Using music to enhance learning
There’s always been some debate about whether listening to music while studying helps or hinders the retention of new information. If it helps, then there’s the question of whether certain types of music are better than others. These are the questions the researchers set out to answer in their second study.
“We wanted to probe music’s potential as a mnemonic device that helps us remember information more easily,” Ren said.
If you’ve learned to play a musical instrument and had to read music, you would probably be aware of the mnemonic Every Good Boy Deserves Food (or Deserves Favor or, alternatively, Every Good Boy Does Fine), the words assigned to the letters E, G, B, D and F, which represent the notes associated with the five lines of the treble clef.
The researchers asked 48 participants (25 female) aged 18 to 24 to learn a series of abstract shapes while listening to music with a familiar tone, rhythm, and melody or one that was atonal and irregular.
Listening to familiar, regularly structured – and, therefore, highly predictable – music enabled participants to learn and recall the sequences of shapes more quickly, whereas irregular music significantly impaired memory encoding. They attribute the quicker learning and recall to the brain’s creation of a ‘scaffold’ or structured framework for the newly acquired information.
“Depending [on] its familiarity and structure, music can help or hinder our memory,” Ren said.
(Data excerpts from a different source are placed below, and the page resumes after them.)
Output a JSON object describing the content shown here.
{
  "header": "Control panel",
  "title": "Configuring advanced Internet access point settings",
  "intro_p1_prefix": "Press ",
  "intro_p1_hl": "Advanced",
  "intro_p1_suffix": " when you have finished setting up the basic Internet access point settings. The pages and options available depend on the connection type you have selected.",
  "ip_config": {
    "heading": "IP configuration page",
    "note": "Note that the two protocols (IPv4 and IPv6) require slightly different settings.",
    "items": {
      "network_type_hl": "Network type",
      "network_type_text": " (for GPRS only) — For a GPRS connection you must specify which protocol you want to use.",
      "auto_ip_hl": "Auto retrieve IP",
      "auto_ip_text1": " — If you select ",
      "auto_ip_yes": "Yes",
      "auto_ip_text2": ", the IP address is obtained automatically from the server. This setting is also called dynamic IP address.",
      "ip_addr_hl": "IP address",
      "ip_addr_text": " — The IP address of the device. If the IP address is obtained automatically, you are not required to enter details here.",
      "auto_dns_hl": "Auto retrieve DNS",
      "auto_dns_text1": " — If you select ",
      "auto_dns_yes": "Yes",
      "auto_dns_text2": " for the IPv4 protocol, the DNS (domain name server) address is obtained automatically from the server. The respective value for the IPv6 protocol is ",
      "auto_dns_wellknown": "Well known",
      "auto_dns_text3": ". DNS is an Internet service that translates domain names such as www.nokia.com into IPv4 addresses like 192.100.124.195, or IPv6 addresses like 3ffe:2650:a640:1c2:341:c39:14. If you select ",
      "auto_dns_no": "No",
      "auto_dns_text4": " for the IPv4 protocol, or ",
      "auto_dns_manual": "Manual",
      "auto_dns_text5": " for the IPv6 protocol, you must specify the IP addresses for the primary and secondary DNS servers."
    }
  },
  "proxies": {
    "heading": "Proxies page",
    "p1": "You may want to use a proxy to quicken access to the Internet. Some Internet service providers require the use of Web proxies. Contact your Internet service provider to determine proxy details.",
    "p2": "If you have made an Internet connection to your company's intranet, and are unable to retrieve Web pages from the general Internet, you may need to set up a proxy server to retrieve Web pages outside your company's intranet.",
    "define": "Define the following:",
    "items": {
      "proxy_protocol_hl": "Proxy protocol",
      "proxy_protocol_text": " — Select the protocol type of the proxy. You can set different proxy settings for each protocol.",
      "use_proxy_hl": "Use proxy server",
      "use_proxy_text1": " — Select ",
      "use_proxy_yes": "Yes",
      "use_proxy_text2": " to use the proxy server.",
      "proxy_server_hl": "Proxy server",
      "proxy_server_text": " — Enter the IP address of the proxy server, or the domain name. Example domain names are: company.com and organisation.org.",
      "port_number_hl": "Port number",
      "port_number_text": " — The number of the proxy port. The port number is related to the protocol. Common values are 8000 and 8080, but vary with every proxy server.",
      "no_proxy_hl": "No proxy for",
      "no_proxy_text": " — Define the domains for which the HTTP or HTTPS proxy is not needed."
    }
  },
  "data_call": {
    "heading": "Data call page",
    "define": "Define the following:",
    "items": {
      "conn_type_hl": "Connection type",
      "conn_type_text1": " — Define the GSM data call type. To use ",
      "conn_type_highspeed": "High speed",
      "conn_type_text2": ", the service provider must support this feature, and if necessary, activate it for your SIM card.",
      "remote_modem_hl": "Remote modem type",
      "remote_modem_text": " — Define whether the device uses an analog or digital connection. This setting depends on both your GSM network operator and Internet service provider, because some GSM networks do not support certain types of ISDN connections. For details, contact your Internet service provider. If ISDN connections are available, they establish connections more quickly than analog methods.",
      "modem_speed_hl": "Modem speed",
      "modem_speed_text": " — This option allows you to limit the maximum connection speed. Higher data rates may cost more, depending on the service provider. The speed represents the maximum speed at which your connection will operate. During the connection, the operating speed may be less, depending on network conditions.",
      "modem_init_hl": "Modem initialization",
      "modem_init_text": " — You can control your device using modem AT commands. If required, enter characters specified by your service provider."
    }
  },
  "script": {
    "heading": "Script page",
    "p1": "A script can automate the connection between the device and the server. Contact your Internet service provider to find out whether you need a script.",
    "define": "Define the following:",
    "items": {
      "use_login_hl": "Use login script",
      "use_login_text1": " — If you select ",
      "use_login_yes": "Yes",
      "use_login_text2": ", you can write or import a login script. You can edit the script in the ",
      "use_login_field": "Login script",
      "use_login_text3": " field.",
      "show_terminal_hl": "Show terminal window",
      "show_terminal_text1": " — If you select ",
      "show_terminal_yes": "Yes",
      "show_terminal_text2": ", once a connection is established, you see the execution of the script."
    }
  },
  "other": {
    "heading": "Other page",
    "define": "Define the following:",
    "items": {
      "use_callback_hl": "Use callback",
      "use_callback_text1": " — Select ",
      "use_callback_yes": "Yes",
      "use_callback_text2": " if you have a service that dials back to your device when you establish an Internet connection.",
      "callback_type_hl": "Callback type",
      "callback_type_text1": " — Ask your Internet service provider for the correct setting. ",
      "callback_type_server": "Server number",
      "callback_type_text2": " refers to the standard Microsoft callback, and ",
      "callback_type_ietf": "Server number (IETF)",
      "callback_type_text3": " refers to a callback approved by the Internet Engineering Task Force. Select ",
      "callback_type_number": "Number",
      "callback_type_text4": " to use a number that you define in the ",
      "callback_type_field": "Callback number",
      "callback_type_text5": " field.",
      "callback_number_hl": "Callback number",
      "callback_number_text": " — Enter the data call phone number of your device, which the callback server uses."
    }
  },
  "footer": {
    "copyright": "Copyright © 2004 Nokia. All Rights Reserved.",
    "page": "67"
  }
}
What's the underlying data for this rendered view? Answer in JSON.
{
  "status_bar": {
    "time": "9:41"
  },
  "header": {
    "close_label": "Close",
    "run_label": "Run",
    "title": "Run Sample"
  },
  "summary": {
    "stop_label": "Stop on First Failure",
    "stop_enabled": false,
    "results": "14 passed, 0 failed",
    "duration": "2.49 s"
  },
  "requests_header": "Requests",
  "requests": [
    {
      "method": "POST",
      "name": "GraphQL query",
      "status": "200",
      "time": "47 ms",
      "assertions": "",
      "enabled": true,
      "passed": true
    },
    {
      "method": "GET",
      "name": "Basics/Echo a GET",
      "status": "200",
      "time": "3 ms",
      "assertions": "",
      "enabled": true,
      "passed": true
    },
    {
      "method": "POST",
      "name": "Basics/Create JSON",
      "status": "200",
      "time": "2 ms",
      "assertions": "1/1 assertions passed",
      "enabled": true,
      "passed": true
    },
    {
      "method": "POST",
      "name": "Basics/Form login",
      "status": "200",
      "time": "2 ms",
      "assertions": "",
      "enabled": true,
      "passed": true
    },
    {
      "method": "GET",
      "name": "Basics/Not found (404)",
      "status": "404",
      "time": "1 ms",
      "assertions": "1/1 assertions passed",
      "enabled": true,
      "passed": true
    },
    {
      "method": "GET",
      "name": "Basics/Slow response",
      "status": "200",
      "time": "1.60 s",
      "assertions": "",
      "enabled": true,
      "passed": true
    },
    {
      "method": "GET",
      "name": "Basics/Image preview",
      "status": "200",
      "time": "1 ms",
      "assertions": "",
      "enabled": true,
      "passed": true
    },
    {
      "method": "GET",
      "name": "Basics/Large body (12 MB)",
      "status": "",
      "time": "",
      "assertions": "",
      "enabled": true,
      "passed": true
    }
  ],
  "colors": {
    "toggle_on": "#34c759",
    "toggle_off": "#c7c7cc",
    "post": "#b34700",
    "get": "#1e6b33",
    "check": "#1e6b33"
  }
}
She discusses both studies in the video below.
The researchers view their findings as having the potential to inform music-based therapies for conditions like PTSD and depression or rehabilitation strategies for aging populations, particularly those with dementia.
“These studies are connected because they both explore innovative applications of music in memory modulation, offering insights for both every day and clinical use,” said Ren. “I’m excited to bring together my lifelong love of music with my interest in human memory. Because I think the next phase of my research could provide valuable evidence to support the development of music-based interventions for mental health and cognitive function.”
The study into the effect of music on learning was published in the journal PLOS One, and the study into music’s ability to reshape old memories was published in Cognitive, Affective, & Behavioral Neuroscience.